Challenges and objectives

We aim to design a communication-efficient and privacy-preserving on demand framework such that the local agents inside RAN/Edge cooperatively generate a synthetic dataset which represents well the global data distribution for model utility. To this end, one can train a generative adversarial network in a federated way [AMR+20], where the agents and the server alternatively minimize the loss function of the discriminator and the generator. However, deep generative models have a tendency to memorize the training examples which may leak private information [HMDC19, CYZF20]. While, applying the traditional privacy-preserving defense such as differential privacy mechanism [Dwo06] will degrade the generative model’s utility and thus influences the synthetic data quality. Moreover, the training requires 500-10000 communication rounds in practice for convergence (see [KMA+21, Table 2]) which is expensive for communication cost. Recently, there is another work [ZCL+22] where the server makes uses of all the local trained models to train a generator, which minimizes the communication cost to only one round. However, transferring these local models are extremely dangerous as they can be used to infer the private information on the dataset of devices [FJR15, YGFJ18]. Alternatively, instead of transferring the models as the previous work proposed, the devices can transfer directly the distilled synthetic data which are computed locally [ZPM+20]. However, the quality of the assembled synthetic dataset degrades especially when some agents have just few training samples.

We will first compare the above-mentioned existing methods for synthetic dataset generation, in terms of their trade-offs on model accuracy, data similarity, communication cost, model compression and privacy. Then, to expose their privacy vulnerability, we will design computational-efficient attacks, for both passive and active adversary cases. Finally, we will design a framework with better trade-off for the task.

The project is part of a larger collaborative project with Nokia Bell labs (Défi LearnNet). A PhD grant is funded as part of the global project as well as this internship. This internship can thus be followed by a PhD for a motivated student.

Main activities

Research

Skills

The candidate should have a solid mathematical background, good programming skills and previous experience with PyTorch or TensorFlow.

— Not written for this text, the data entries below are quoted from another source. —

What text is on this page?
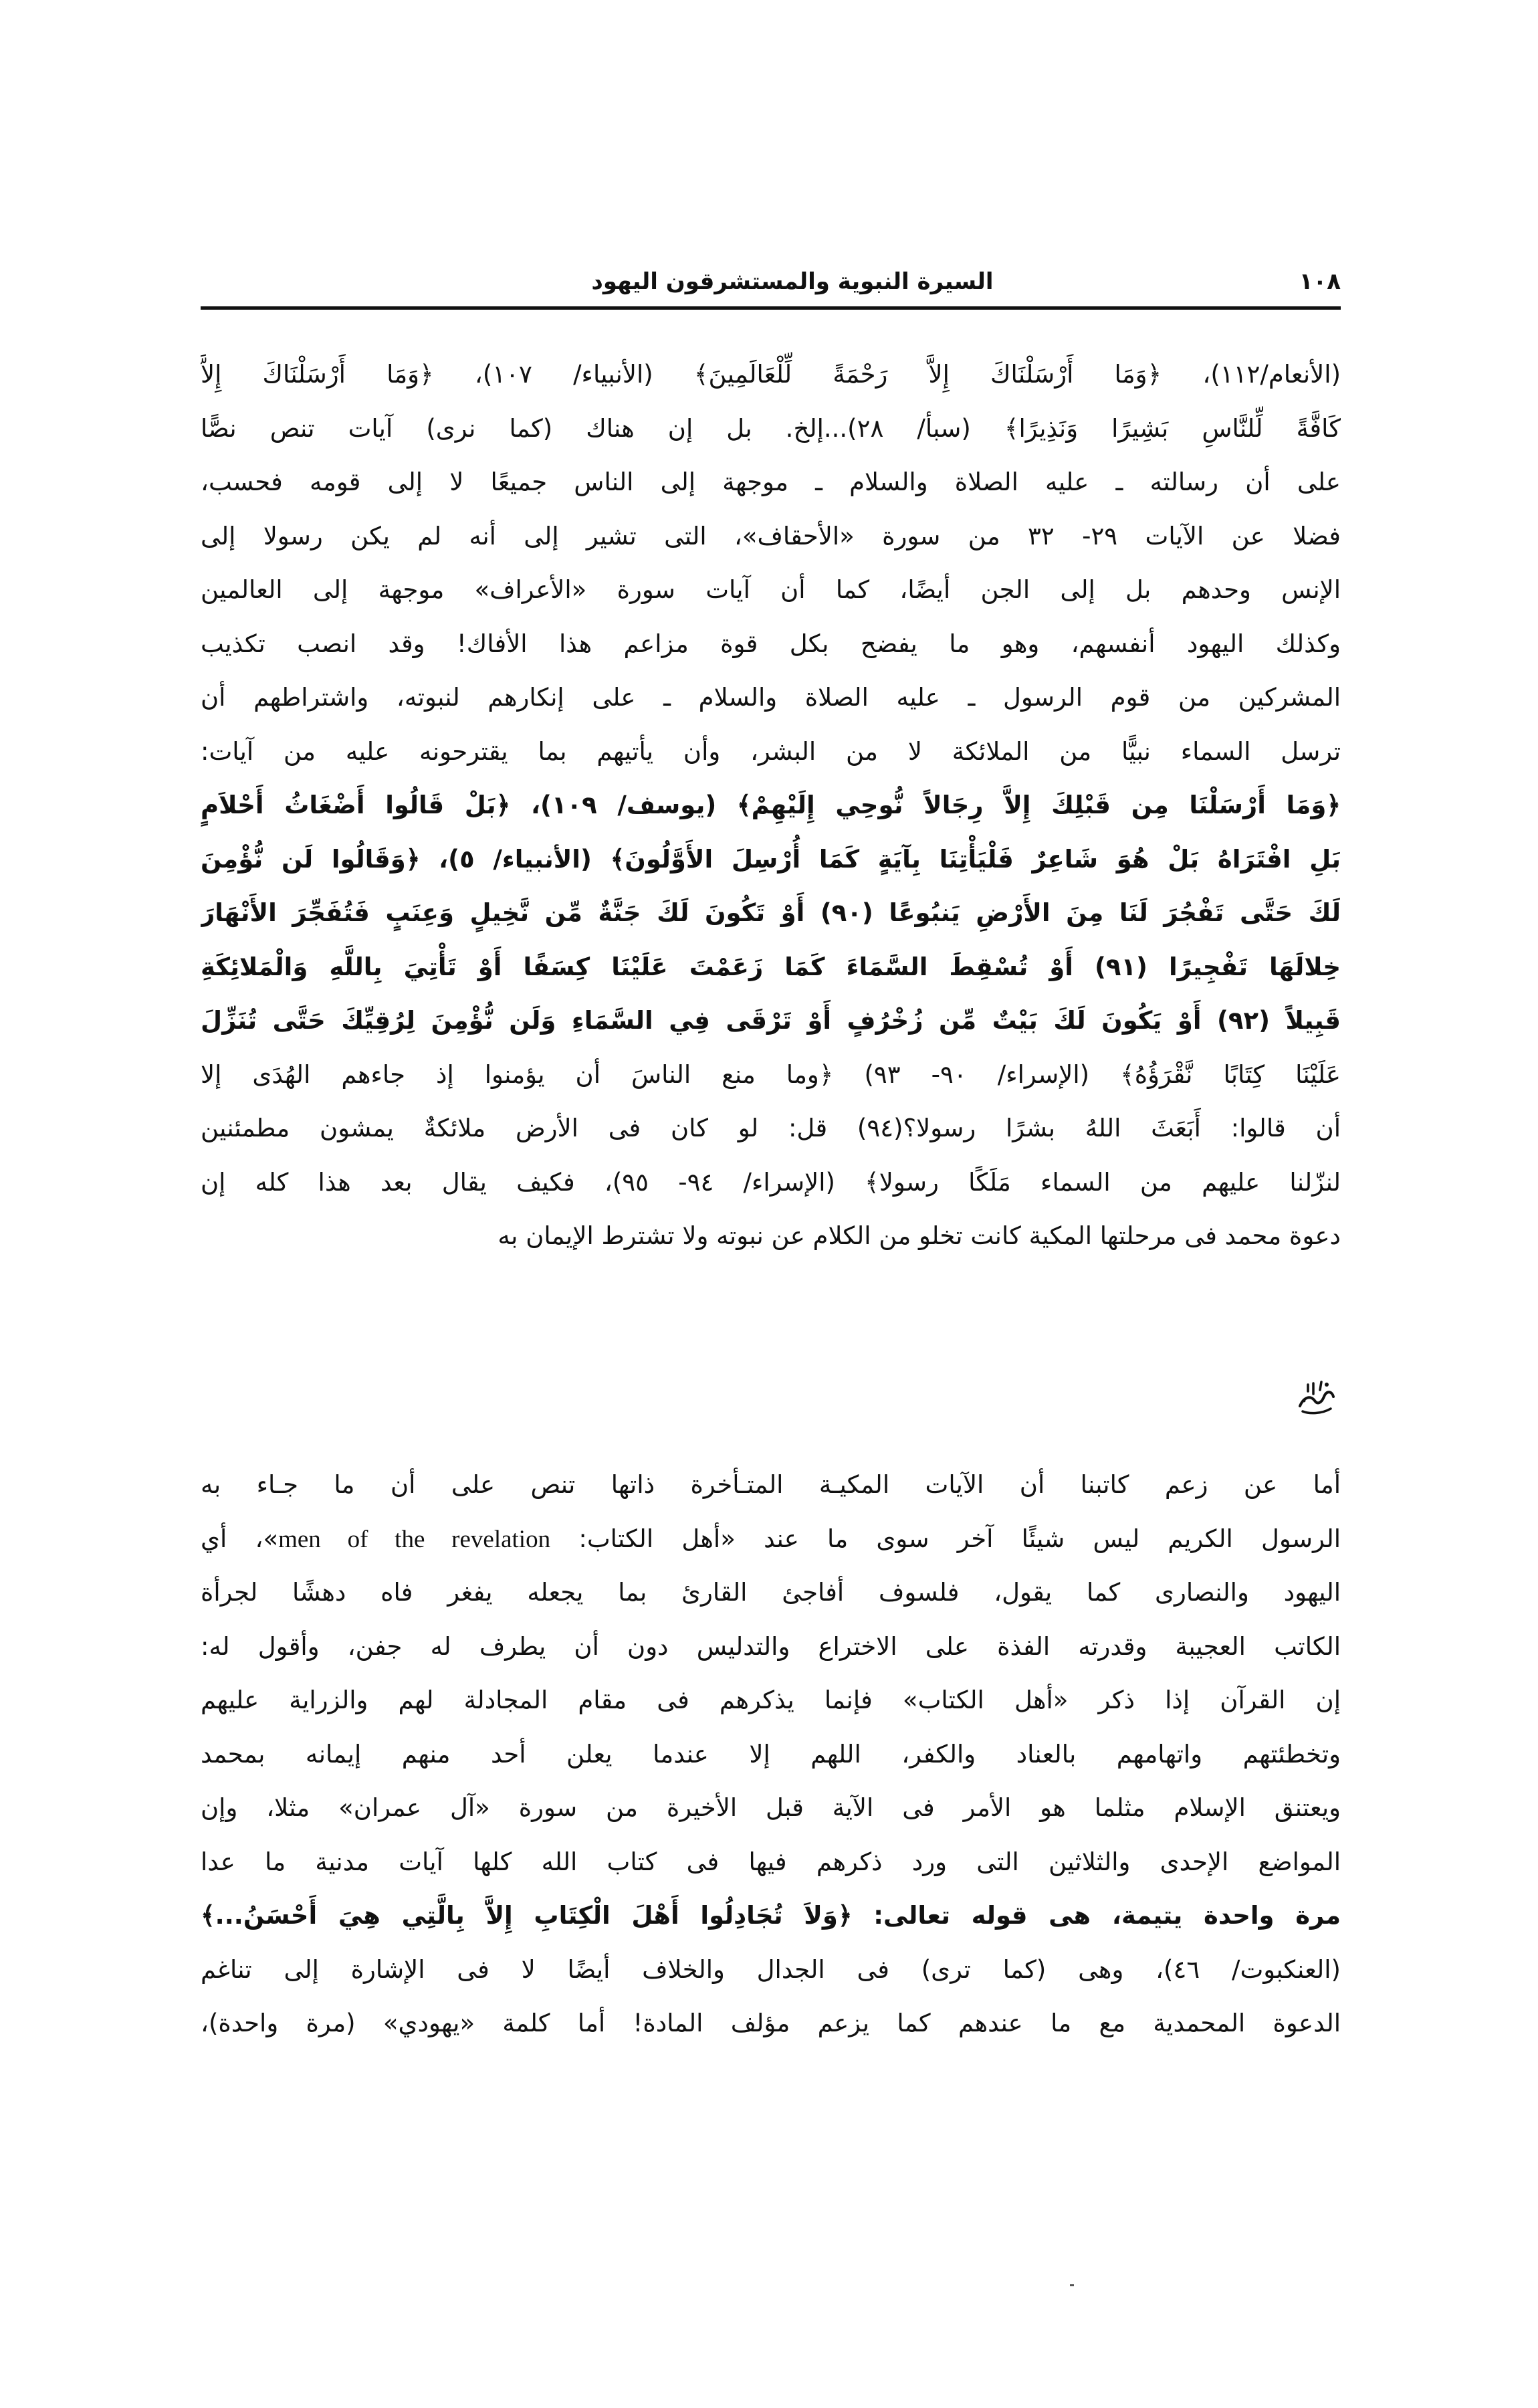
١٠٨
السيرة النبوية والمستشرقون اليهود
(الأنعام/١١٢)، ﴿وَمَا أَرْسَلْنَاكَ إِلاَّ رَحْمَةً لِّلْعَالَمِينَ﴾ (الأنبياء/ ١٠٧)، ﴿وَمَا أَرْسَلْنَاكَ إِلاَّ
كَافَّةً لِّلنَّاسِ بَشِيرًا وَنَذِيرًا﴾ (سبأ/ ٢٨)...إلخ. بل إن هناك (كما نرى) آيات تنص نصًّا
على أن رسالته ـ عليه الصلاة والسلام ـ موجهة إلى الناس جميعًا لا إلى قومه فحسب،
فضلا عن الآيات ٢٩- ٣٢ من سورة «الأحقاف»، التى تشير إلى أنه لم يكن رسولا إلى
الإنس وحدهم بل إلى الجن أيضًا، كما أن آيات سورة «الأعراف» موجهة إلى العالمين
وكذلك اليهود أنفسهم، وهو ما يفضح بكل قوة مزاعم هذا الأفاك! وقد انصب تكذيب
المشركين من قوم الرسول ـ عليه الصلاة والسلام ـ على إنكارهم لنبوته، واشتراطهم أن
ترسل السماء نبيًّا من الملائكة لا من البشر، وأن يأتيهم بما يقترحونه عليه من آيات:
﴿وَمَا أَرْسَلْنَا مِن قَبْلِكَ إِلاَّ رِجَالاً نُّوحِي إِلَيْهِمْ﴾ (يوسف/ ١٠٩)، ﴿بَلْ قَالُوا أَضْغَاثُ أَحْلاَمٍ
بَلِ افْتَرَاهُ بَلْ هُوَ شَاعِرٌ فَلْيَأْتِنَا بِآيَةٍ كَمَا أُرْسِلَ الأَوَّلُونَ﴾ (الأنبياء/ ٥)، ﴿وَقَالُوا لَن نُّؤْمِنَ
لَكَ حَتَّى تَفْجُرَ لَنَا مِنَ الأَرْضِ يَنبُوعًا (٩٠) أَوْ تَكُونَ لَكَ جَنَّةٌ مِّن نَّخِيلٍ وَعِنَبٍ فَتُفَجِّرَ الأَنْهَارَ
خِلالَهَا تَفْجِيرًا (٩١) أَوْ تُسْقِطَ السَّمَاءَ كَمَا زَعَمْتَ عَلَيْنَا كِسَفًا أَوْ تَأْتِيَ بِاللَّهِ وَالْمَلائِكَةِ
قَبِيلاً (٩٢) أَوْ يَكُونَ لَكَ بَيْتٌ مِّن زُخْرُفٍ أَوْ تَرْقَى فِي السَّمَاءِ وَلَن نُّؤْمِنَ لِرُقِيِّكَ حَتَّى تُنَزِّلَ
عَلَيْنَا كِتَابًا نَّقْرَؤُهُ﴾ (الإسراء/ ٩٠- ٩٣) ﴿وما منع الناسَ أن يؤمنوا إذ جاءهم الهُدَى إلا
أن قالوا: أَبَعَثَ اللهُ بشرًا رسولا؟(٩٤) قل: لو كان فى الأرض ملائكةٌ يمشون مطمئنين
لنزّلنا عليهم من السماء مَلَكًا رسولا﴾ (الإسراء/ ٩٤- ٩٥)، فكيف يقال بعد هذا كله إن
دعوة محمد فى مرحلتها المكية كانت تخلو من الكلام عن نبوته ولا تشترط الإيمان به
أما عن زعم كاتبنا أن الآيات المكيـة المتـأخرة ذاتها تنص على أن ما جـاء به
الرسول الكريم ليس شيئًا آخر سوى ما عند «أهل الكتاب: men of the revelation»، أي
اليهود والنصارى كما يقول، فلسوف أفاجئ القارئ بما يجعله يفغر فاه دهشًا لجرأة
الكاتب العجيبة وقدرته الفذة على الاختراع والتدليس دون أن يطرف له جفن، وأقول له:
إن القرآن إذا ذكر «أهل الكتاب» فإنما يذكرهم فى مقام المجادلة لهم والزراية عليهم
وتخطئتهم واتهامهم بالعناد والكفر، اللهم إلا عندما يعلن أحد منهم إيمانه بمحمد
ويعتنق الإسلام مثلما هو الأمر فى الآية قبل الأخيرة من سورة «آل عمران» مثلا، وإن
المواضع الإحدى والثلاثين التى ورد ذكرهم فيها فى كتاب الله كلها آيات مدنية ما عدا
مرة واحدة يتيمة، هى قوله تعالى: ﴿وَلاَ تُجَادِلُوا أَهْلَ الْكِتَابِ إِلاَّ بِالَّتِي هِيَ أَحْسَنُ...﴾
(العنكبوت/ ٤٦)، وهى (كما ترى) فى الجدال والخلاف أيضًا لا فى الإشارة إلى تناغم
الدعوة المحمدية مع ما عندهم كما يزعم مؤلف المادة! أما كلمة «يهودي» (مرة واحدة)،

He/She should also be knowledgeable on machine learning, especially generative neural networks, and have good analytical skills. We expect the candidate to be fluent in English.

Benefits package

  • Subsidized meals
  • Partial reimbursement of public transport costs
  • Leave: 7 weeks of annual leave + 10 extra days off due to RTT (statutory reduction in working hours) + possibility of exceptional leave (sick children, moving home, etc.)
  • Possibility of teleworking (after 6 months of employment) and flexible organization of working hours
  • Professional equipment available (videoconferencing, loan of computer equipment, etc.)
  • Social, cultural and sports events and activities
  • Access to vocational training
  • Social security coverage